İşte bu yüzden Ketsihya, cadılar için çok önemliydi. Ve yine bundan dolayı, cadılar, onun iki insanı misafir olarak Cadı Kabilesi'ne getirmesini sorgusuz sualsiz kabul etmişlerdi.
"Bu kadar yürüdüğümüz yeter" dedi Ketsihya, cadı diliyle. Kendisini takip eden yüzlerce cadıya rehberlik ediyor, en önde yürüyordu. Durup, cadıların tamamına duyurabileceği bir ses tonuyla;
"Burası konaklamak için uygundur" diye buyurdu. "Çadırlarınızı kurun, ateşleri yakmaya başlayalım.
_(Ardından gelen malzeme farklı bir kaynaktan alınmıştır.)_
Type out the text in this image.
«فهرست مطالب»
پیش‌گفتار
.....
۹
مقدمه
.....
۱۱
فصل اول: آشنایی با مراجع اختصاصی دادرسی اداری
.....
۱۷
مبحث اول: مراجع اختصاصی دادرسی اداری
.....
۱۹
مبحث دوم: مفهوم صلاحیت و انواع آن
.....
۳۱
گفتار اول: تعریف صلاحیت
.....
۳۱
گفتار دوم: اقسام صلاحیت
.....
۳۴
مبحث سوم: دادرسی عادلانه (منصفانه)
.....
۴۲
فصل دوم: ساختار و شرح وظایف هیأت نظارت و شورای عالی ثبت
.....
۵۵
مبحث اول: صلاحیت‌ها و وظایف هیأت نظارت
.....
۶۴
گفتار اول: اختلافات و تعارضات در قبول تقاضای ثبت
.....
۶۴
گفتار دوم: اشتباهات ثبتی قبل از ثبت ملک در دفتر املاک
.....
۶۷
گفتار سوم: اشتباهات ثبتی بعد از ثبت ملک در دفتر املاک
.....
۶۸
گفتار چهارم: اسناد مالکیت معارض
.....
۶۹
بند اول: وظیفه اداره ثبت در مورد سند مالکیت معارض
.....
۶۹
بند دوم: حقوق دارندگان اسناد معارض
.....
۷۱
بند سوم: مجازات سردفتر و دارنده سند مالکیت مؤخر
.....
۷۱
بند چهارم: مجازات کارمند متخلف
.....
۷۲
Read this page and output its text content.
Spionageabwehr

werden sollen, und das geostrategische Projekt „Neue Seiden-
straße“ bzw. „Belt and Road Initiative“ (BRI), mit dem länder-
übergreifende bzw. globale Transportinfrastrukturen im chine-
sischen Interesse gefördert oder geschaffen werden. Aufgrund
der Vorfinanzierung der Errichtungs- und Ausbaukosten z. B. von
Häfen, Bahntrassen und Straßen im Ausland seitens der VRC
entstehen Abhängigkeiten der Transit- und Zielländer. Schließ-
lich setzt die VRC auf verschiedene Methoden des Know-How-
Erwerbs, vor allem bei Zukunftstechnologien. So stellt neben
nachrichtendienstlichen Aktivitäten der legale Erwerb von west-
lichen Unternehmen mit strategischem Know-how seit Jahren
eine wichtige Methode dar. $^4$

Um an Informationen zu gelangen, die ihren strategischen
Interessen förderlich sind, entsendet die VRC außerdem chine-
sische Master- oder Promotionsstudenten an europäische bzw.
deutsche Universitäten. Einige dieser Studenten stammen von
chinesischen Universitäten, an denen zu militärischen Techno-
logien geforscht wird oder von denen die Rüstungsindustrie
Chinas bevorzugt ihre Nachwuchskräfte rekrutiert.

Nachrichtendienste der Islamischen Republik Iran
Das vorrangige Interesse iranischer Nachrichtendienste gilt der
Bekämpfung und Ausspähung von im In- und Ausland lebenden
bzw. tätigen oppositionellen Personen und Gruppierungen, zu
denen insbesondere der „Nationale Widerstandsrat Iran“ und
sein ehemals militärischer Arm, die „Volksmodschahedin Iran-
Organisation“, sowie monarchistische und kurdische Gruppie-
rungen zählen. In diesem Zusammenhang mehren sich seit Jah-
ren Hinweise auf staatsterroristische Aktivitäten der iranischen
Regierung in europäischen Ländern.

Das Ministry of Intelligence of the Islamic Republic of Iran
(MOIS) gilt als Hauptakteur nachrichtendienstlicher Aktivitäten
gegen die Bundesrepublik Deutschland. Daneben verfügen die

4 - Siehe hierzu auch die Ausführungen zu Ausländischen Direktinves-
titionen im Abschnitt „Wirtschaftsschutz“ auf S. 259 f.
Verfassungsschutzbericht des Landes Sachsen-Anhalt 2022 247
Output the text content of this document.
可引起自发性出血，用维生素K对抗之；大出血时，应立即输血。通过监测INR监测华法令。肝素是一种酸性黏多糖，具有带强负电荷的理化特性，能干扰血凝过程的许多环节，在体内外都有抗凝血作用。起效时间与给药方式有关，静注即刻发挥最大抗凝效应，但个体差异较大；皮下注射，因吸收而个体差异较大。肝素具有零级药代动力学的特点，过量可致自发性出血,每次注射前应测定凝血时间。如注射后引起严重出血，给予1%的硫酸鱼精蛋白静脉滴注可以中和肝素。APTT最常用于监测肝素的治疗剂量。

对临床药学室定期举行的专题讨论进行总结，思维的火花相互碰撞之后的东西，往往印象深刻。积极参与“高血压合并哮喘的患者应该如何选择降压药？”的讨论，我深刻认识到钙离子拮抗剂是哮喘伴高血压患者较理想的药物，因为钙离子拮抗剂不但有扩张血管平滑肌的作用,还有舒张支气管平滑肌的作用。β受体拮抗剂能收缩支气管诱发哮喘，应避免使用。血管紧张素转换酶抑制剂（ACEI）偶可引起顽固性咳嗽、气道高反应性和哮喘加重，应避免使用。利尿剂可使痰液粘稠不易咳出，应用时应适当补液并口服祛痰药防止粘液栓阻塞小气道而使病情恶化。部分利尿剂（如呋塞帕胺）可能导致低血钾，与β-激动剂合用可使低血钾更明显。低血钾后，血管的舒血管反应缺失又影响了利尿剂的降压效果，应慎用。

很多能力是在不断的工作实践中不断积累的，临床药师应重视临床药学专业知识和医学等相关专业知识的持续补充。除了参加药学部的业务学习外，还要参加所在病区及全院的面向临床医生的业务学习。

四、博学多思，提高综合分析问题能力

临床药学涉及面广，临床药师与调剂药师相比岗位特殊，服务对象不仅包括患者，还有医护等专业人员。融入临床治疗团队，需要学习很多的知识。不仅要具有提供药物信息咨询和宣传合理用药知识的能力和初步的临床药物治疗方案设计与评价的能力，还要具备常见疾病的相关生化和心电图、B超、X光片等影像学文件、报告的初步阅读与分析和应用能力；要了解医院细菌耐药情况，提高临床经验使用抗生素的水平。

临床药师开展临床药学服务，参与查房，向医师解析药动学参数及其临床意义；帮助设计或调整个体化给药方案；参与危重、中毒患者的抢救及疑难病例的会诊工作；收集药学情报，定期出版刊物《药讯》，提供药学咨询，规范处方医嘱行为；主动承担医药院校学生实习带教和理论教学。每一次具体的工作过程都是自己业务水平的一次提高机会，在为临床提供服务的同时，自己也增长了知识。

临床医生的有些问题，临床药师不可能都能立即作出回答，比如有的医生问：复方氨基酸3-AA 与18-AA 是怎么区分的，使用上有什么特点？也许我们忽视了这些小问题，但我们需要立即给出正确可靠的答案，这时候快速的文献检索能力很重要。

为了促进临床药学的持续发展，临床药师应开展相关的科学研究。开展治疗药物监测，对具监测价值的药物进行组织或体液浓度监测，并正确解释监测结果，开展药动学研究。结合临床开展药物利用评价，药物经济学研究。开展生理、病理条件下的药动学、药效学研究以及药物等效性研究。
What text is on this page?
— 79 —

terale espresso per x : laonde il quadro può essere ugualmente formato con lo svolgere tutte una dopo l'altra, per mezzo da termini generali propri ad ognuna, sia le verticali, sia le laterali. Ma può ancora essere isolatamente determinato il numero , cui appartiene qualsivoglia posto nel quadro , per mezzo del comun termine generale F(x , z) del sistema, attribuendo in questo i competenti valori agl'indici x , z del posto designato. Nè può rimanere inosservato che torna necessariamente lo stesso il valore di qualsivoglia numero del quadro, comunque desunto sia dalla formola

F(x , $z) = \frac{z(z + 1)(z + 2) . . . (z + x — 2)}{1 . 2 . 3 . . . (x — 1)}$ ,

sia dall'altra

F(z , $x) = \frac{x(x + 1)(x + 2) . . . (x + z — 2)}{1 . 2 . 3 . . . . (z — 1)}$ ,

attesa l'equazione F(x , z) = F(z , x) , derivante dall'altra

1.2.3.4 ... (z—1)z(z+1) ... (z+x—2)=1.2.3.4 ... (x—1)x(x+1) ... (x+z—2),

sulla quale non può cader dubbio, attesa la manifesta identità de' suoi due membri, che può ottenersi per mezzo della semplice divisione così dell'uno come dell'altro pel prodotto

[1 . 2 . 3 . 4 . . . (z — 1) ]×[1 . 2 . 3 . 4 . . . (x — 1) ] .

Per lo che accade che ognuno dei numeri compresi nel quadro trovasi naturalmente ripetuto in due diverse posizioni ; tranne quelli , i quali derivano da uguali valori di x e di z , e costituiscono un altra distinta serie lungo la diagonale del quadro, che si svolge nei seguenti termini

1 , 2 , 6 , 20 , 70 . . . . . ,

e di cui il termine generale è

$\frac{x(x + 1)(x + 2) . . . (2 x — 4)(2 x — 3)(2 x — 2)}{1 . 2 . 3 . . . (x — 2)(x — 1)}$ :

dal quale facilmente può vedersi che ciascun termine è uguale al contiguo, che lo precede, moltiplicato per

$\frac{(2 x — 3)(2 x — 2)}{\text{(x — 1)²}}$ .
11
Yiyecek ve içeceklerden sorumlu olanlar lütfen işlerini layıkıyla yerine getirsin. Geçen yıl olanların tekrarlanmasını kimse istemez." Cadılar keyiflenip, gülerlerken genç bir cadı kızı, kızarıp bozardı ve kendisine sataşanlara hışımla çıkıştı. Yakın arkadaşları da dahil, çevresini saran cadılar gülüyor;
"Ne maceraydı ama!"
"Tam bir sakarsın!"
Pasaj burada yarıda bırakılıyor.